I am computing on Vital-it, our University cluster. Vital-it data policy says that everything older than one month will be erased1. They send no notifications or warnings, just silently delete your data. Yes, I guess you now see where it goes…

I made a cron job that scans my files and send me notification if anything is going to be erased2. But at beginning of this year we had an big software update including upgrade of operating system, during which they (again silently) erased all cron jobs running on our front-end. I figured out today, because I found that I am missing some reads, but it was too late. Sadly I was not missing just some reads, but virtually all my data. The only files that have survived are those I collected / created this year, which also means that majority of “genomes available on request” are gone as well.

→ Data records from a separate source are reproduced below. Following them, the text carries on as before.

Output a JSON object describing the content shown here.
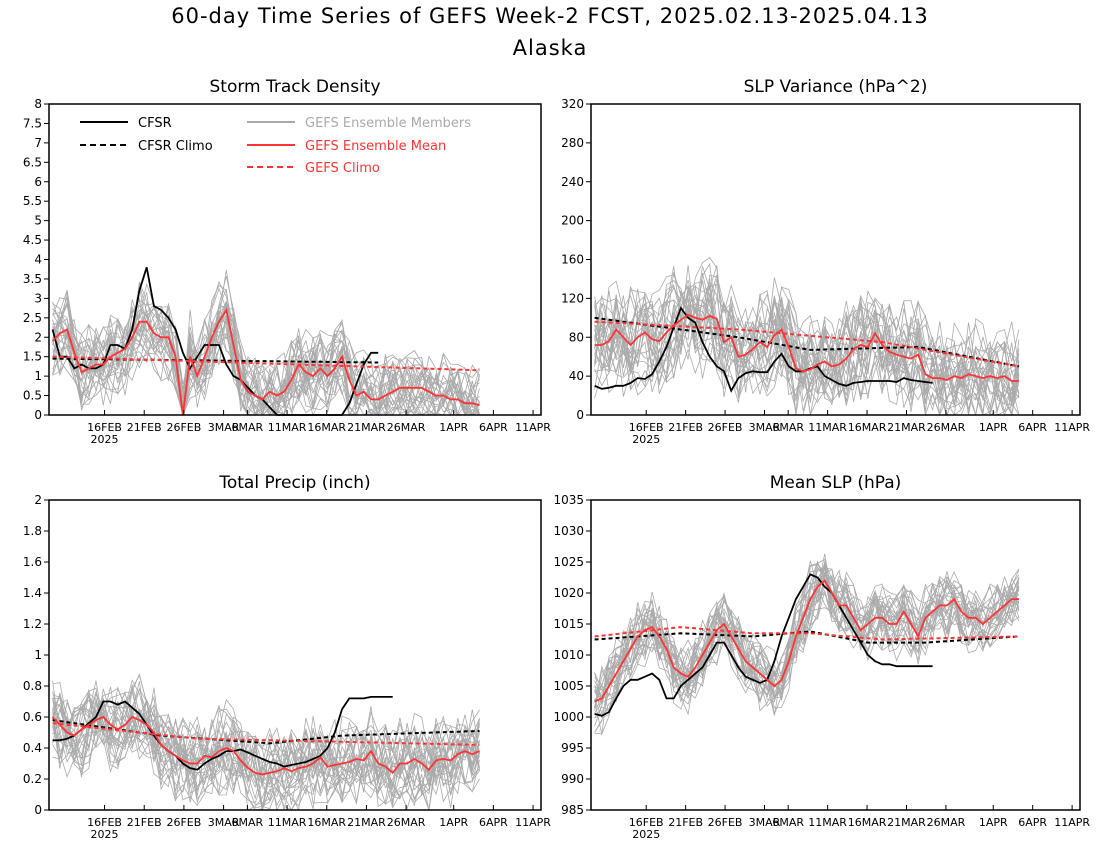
{
  "title": "60-day Time Series of GEFS Week-2 FCST, 2025.02.13-2025.04.13",
  "subtitle": "Alaska",
  "colors": {
    "cfsr": "#000000",
    "gefs": "#ff3333",
    "members": "#aaaaaa",
    "axis": "#000000"
  },
  "legend": {
    "cfsr": "CFSR",
    "cfsr_climo": "CFSR Climo",
    "members": "GEFS Ensemble Members",
    "gefs_mean": "GEFS Ensemble Mean",
    "gefs_climo": "GEFS Climo"
  },
  "x_ticks": [
    "16FEB",
    "21FEB",
    "26FEB",
    "3MAR",
    "6MAR",
    "11MAR",
    "16MAR",
    "21MAR",
    "26MAR",
    "1APR",
    "6APR",
    "11APR"
  ],
  "x_year_label": "2025",
  "chart_data": [
    {
      "type": "line",
      "title": "Storm Track Density",
      "ylim": [
        0,
        8
      ],
      "yticks": [
        "0",
        "0.5",
        "1",
        "1.5",
        "2",
        "2.5",
        "3",
        "3.5",
        "4",
        "4.5",
        "5",
        "5.5",
        "6",
        "6.5",
        "7",
        "7.5",
        "8"
      ],
      "legend": "top-left",
      "series": [
        {
          "name": "CFSR",
          "x": [
            0,
            1,
            2,
            3,
            4,
            5,
            6,
            7,
            8,
            9,
            10,
            11,
            12,
            13,
            14,
            15,
            16,
            17,
            18,
            19,
            20,
            21,
            22,
            23,
            24,
            25,
            26,
            27,
            28,
            29,
            30,
            31,
            32,
            33,
            34,
            35,
            36,
            37,
            38,
            39,
            40,
            41,
            42,
            43,
            44,
            45
          ],
          "values": [
            2.2,
            1.5,
            1.5,
            1.2,
            1.3,
            1.2,
            1.2,
            1.3,
            1.8,
            1.8,
            1.7,
            2.2,
            3.2,
            3.8,
            2.8,
            2.7,
            2.5,
            2.2,
            1.6,
            1.2,
            1.5,
            1.8,
            1.8,
            1.8,
            1.3,
            1.0,
            0.9,
            0.7,
            0.5,
            0.4,
            0.2,
            0.0,
            0.0,
            0.0,
            0.0,
            0.0,
            0.0,
            0.0,
            0.0,
            0.0,
            0.0,
            0.3,
            0.8,
            1.3,
            1.6,
            1.6
          ]
        },
        {
          "name": "CFSR Climo",
          "x": [
            0,
            45
          ],
          "values": [
            1.45,
            1.35
          ]
        },
        {
          "name": "GEFS Ensemble Mean",
          "x": [
            0,
            1,
            2,
            3,
            4,
            5,
            6,
            7,
            8,
            9,
            10,
            11,
            12,
            13,
            14,
            15,
            16,
            17,
            18,
            19,
            20,
            21,
            22,
            23,
            24,
            25,
            26,
            27,
            28,
            29,
            30,
            31,
            32,
            33,
            34,
            35,
            36,
            37,
            38,
            39,
            40,
            41,
            42,
            43,
            44,
            45,
            46,
            47,
            48,
            49,
            50,
            51,
            52,
            53,
            54,
            55,
            56,
            57,
            58,
            59
          ],
          "values": [
            1.9,
            2.1,
            2.2,
            1.6,
            1.1,
            1.2,
            1.3,
            1.3,
            1.5,
            1.6,
            1.7,
            2.0,
            2.4,
            2.4,
            2.1,
            2.0,
            2.0,
            1.5,
            0.0,
            1.5,
            1.0,
            1.5,
            2.0,
            2.4,
            2.7,
            1.8,
            0.9,
            0.6,
            0.5,
            0.4,
            0.6,
            0.5,
            0.6,
            0.9,
            1.3,
            1.1,
            1.0,
            1.2,
            1.0,
            1.2,
            1.5,
            0.9,
            0.5,
            0.6,
            0.4,
            0.4,
            0.5,
            0.6,
            0.7,
            0.7,
            0.7,
            0.7,
            0.6,
            0.5,
            0.5,
            0.4,
            0.4,
            0.3,
            0.3,
            0.25
          ]
        },
        {
          "name": "GEFS Climo",
          "x": [
            0,
            59
          ],
          "values": [
            1.5,
            1.15
          ]
        }
      ],
      "members_band": {
        "mean_offset": [
          0,
          1.2
        ],
        "spread": 1.6
      }
    },
    {
      "type": "line",
      "title": "SLP Variance (hPa^2)",
      "ylim": [
        0,
        320
      ],
      "yticks": [
        "0",
        "40",
        "80",
        "120",
        "160",
        "200",
        "240",
        "280",
        "320"
      ],
      "series": [
        {
          "name": "CFSR",
          "x": [
            0,
            1,
            2,
            3,
            4,
            5,
            6,
            7,
            8,
            9,
            10,
            11,
            12,
            13,
            14,
            15,
            16,
            17,
            18,
            19,
            20,
            21,
            22,
            23,
            24,
            25,
            26,
            27,
            28,
            29,
            30,
            31,
            32,
            33,
            34,
            35,
            36,
            37,
            38,
            39,
            40,
            41,
            42,
            43,
            44,
            45,
            46,
            47
          ],
          "values": [
            30,
            27,
            28,
            30,
            30,
            33,
            38,
            37,
            42,
            55,
            70,
            90,
            110,
            100,
            95,
            75,
            60,
            50,
            45,
            25,
            38,
            43,
            45,
            44,
            44,
            55,
            63,
            50,
            45,
            45,
            48,
            50,
            40,
            36,
            32,
            30,
            33,
            34,
            35,
            35,
            35,
            35,
            34,
            38,
            36,
            35,
            34,
            33
          ]
        },
        {
          "name": "CFSR Climo",
          "x": [
            0,
            20,
            30,
            45,
            59
          ],
          "values": [
            100,
            80,
            67,
            70,
            50
          ]
        },
        {
          "name": "GEFS Ensemble Mean",
          "x": [
            0,
            1,
            2,
            3,
            4,
            5,
            6,
            7,
            8,
            9,
            10,
            11,
            12,
            13,
            14,
            15,
            16,
            17,
            18,
            19,
            20,
            21,
            22,
            23,
            24,
            25,
            26,
            27,
            28,
            29,
            30,
            31,
            32,
            33,
            34,
            35,
            36,
            37,
            38,
            39,
            40,
            41,
            42,
            43,
            44,
            45,
            46,
            47,
            48,
            49,
            50,
            51,
            52,
            53,
            54,
            55,
            56,
            57,
            58,
            59
          ],
          "values": [
            72,
            72,
            76,
            88,
            80,
            72,
            80,
            85,
            78,
            76,
            85,
            92,
            98,
            103,
            100,
            98,
            102,
            99,
            75,
            80,
            60,
            62,
            68,
            75,
            70,
            82,
            88,
            70,
            48,
            45,
            47,
            52,
            55,
            50,
            52,
            58,
            68,
            72,
            70,
            84,
            72,
            65,
            62,
            60,
            58,
            62,
            42,
            38,
            38,
            36,
            40,
            38,
            42,
            40,
            38,
            40,
            38,
            40,
            35,
            35
          ]
        },
        {
          "name": "GEFS Climo",
          "x": [
            0,
            20,
            40,
            59
          ],
          "values": [
            96,
            88,
            75,
            50
          ]
        }
      ]
    },
    {
      "type": "line",
      "title": "Total Precip (inch)",
      "ylim": [
        0,
        2
      ],
      "yticks": [
        "0",
        "0.2",
        "0.4",
        "0.6",
        "0.8",
        "1",
        "1.2",
        "1.4",
        "1.6",
        "1.8",
        "2"
      ],
      "series": [
        {
          "name": "CFSR",
          "x": [
            0,
            1,
            2,
            3,
            4,
            5,
            6,
            7,
            8,
            9,
            10,
            11,
            12,
            13,
            14,
            15,
            16,
            17,
            18,
            19,
            20,
            21,
            22,
            23,
            24,
            25,
            26,
            27,
            28,
            29,
            30,
            31,
            32,
            33,
            34,
            35,
            36,
            37,
            38,
            39,
            40,
            41,
            42,
            43,
            44,
            45,
            46,
            47
          ],
          "values": [
            0.45,
            0.45,
            0.46,
            0.48,
            0.52,
            0.56,
            0.6,
            0.7,
            0.7,
            0.68,
            0.7,
            0.66,
            0.62,
            0.55,
            0.48,
            0.42,
            0.38,
            0.35,
            0.3,
            0.27,
            0.26,
            0.3,
            0.33,
            0.35,
            0.38,
            0.38,
            0.39,
            0.37,
            0.35,
            0.33,
            0.31,
            0.3,
            0.28,
            0.29,
            0.3,
            0.31,
            0.33,
            0.35,
            0.4,
            0.5,
            0.65,
            0.72,
            0.72,
            0.72,
            0.73,
            0.73,
            0.73,
            0.73
          ]
        },
        {
          "name": "CFSR Climo",
          "x": [
            0,
            15,
            30,
            40,
            59
          ],
          "values": [
            0.58,
            0.48,
            0.43,
            0.48,
            0.51
          ]
        },
        {
          "name": "GEFS Ensemble Mean",
          "x": [
            0,
            1,
            2,
            3,
            4,
            5,
            6,
            7,
            8,
            9,
            10,
            11,
            12,
            13,
            14,
            15,
            16,
            17,
            18,
            19,
            20,
            21,
            22,
            23,
            24,
            25,
            26,
            27,
            28,
            29,
            30,
            31,
            32,
            33,
            34,
            35,
            36,
            37,
            38,
            39,
            40,
            41,
            42,
            43,
            44,
            45,
            46,
            47,
            48,
            49,
            50,
            51,
            52,
            53,
            54,
            55,
            56,
            57,
            58,
            59
          ],
          "values": [
            0.6,
            0.55,
            0.5,
            0.48,
            0.52,
            0.55,
            0.58,
            0.6,
            0.55,
            0.52,
            0.55,
            0.6,
            0.58,
            0.55,
            0.5,
            0.42,
            0.38,
            0.35,
            0.32,
            0.3,
            0.3,
            0.35,
            0.34,
            0.38,
            0.4,
            0.38,
            0.32,
            0.27,
            0.24,
            0.23,
            0.24,
            0.25,
            0.27,
            0.25,
            0.27,
            0.28,
            0.3,
            0.34,
            0.28,
            0.29,
            0.3,
            0.31,
            0.33,
            0.32,
            0.38,
            0.3,
            0.28,
            0.24,
            0.3,
            0.3,
            0.33,
            0.3,
            0.26,
            0.32,
            0.33,
            0.32,
            0.36,
            0.38,
            0.36,
            0.38
          ]
        },
        {
          "name": "GEFS Climo",
          "x": [
            0,
            20,
            40,
            59
          ],
          "values": [
            0.56,
            0.46,
            0.44,
            0.42
          ]
        }
      ]
    },
    {
      "type": "line",
      "title": "Mean SLP (hPa)",
      "ylim": [
        985,
        1035
      ],
      "yticks": [
        "985",
        "990",
        "995",
        "1000",
        "1005",
        "1010",
        "1015",
        "1020",
        "1025",
        "1030",
        "1035"
      ],
      "series": [
        {
          "name": "CFSR",
          "x": [
            0,
            1,
            2,
            3,
            4,
            5,
            6,
            7,
            8,
            9,
            10,
            11,
            12,
            13,
            14,
            15,
            16,
            17,
            18,
            19,
            20,
            21,
            22,
            23,
            24,
            25,
            26,
            27,
            28,
            29,
            30,
            31,
            32,
            33,
            34,
            35,
            36,
            37,
            38,
            39,
            40,
            41,
            42,
            43,
            44,
            45,
            46,
            47
          ],
          "values": [
            1000.5,
            1000.2,
            1000.8,
            1003,
            1005,
            1006,
            1006,
            1006.5,
            1007,
            1006,
            1003,
            1003,
            1005,
            1006,
            1007,
            1008,
            1010,
            1012,
            1012,
            1010,
            1008,
            1006.5,
            1006,
            1005.5,
            1006,
            1009,
            1013,
            1016,
            1019,
            1021,
            1023,
            1022.5,
            1021,
            1020,
            1018,
            1016,
            1014,
            1012,
            1010,
            1009,
            1008.5,
            1008.5,
            1008.2,
            1008.2,
            1008.2,
            1008.2,
            1008.2,
            1008.2
          ]
        },
        {
          "name": "CFSR Climo",
          "x": [
            0,
            12,
            22,
            30,
            38,
            46,
            59
          ],
          "values": [
            1012.5,
            1013.5,
            1013,
            1013.8,
            1012,
            1012,
            1013
          ]
        },
        {
          "name": "GEFS Ensemble Mean",
          "x": [
            0,
            1,
            2,
            3,
            4,
            5,
            6,
            7,
            8,
            9,
            10,
            11,
            12,
            13,
            14,
            15,
            16,
            17,
            18,
            19,
            20,
            21,
            22,
            23,
            24,
            25,
            26,
            27,
            28,
            29,
            30,
            31,
            32,
            33,
            34,
            35,
            36,
            37,
            38,
            39,
            40,
            41,
            42,
            43,
            44,
            45,
            46,
            47,
            48,
            49,
            50,
            51,
            52,
            53,
            54,
            55,
            56,
            57,
            58,
            59
          ],
          "values": [
            1002.5,
            1003,
            1005,
            1007,
            1009,
            1011,
            1013,
            1014,
            1014.5,
            1013,
            1011,
            1008,
            1007,
            1006.5,
            1008,
            1010,
            1012,
            1014,
            1015,
            1013,
            1011,
            1009,
            1008,
            1007,
            1006,
            1005,
            1006,
            1009,
            1013,
            1016,
            1019,
            1021,
            1022,
            1020,
            1018,
            1018,
            1016,
            1014,
            1015,
            1016,
            1016,
            1015,
            1015,
            1017,
            1015,
            1013,
            1016,
            1017,
            1018,
            1018,
            1019,
            1017,
            1016,
            1016,
            1015,
            1016,
            1017,
            1018,
            1019,
            1019
          ]
        },
        {
          "name": "GEFS Climo",
          "x": [
            0,
            12,
            22,
            30,
            40,
            59
          ],
          "values": [
            1013,
            1014.5,
            1013.5,
            1013.5,
            1012.5,
            1013
          ]
        }
      ]
    }
  ]
}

Therefore I would like to ask. What should I do now? Re-think my data management, that’s for sure. Send another round of emails to re-collect all the data? Or accept my defeat and abandon the idea of publishing analyses based on public data? Is there a way how to convince people to deposit data to public archives?


  1. They provide archive service as well, however this data are stored on tapes for eternity and the service is paid per year. 

  2. It’s forbidden to write scripts that periodically update timestamps of your files, but monitoring timestamps and sending notifications is not against any rule.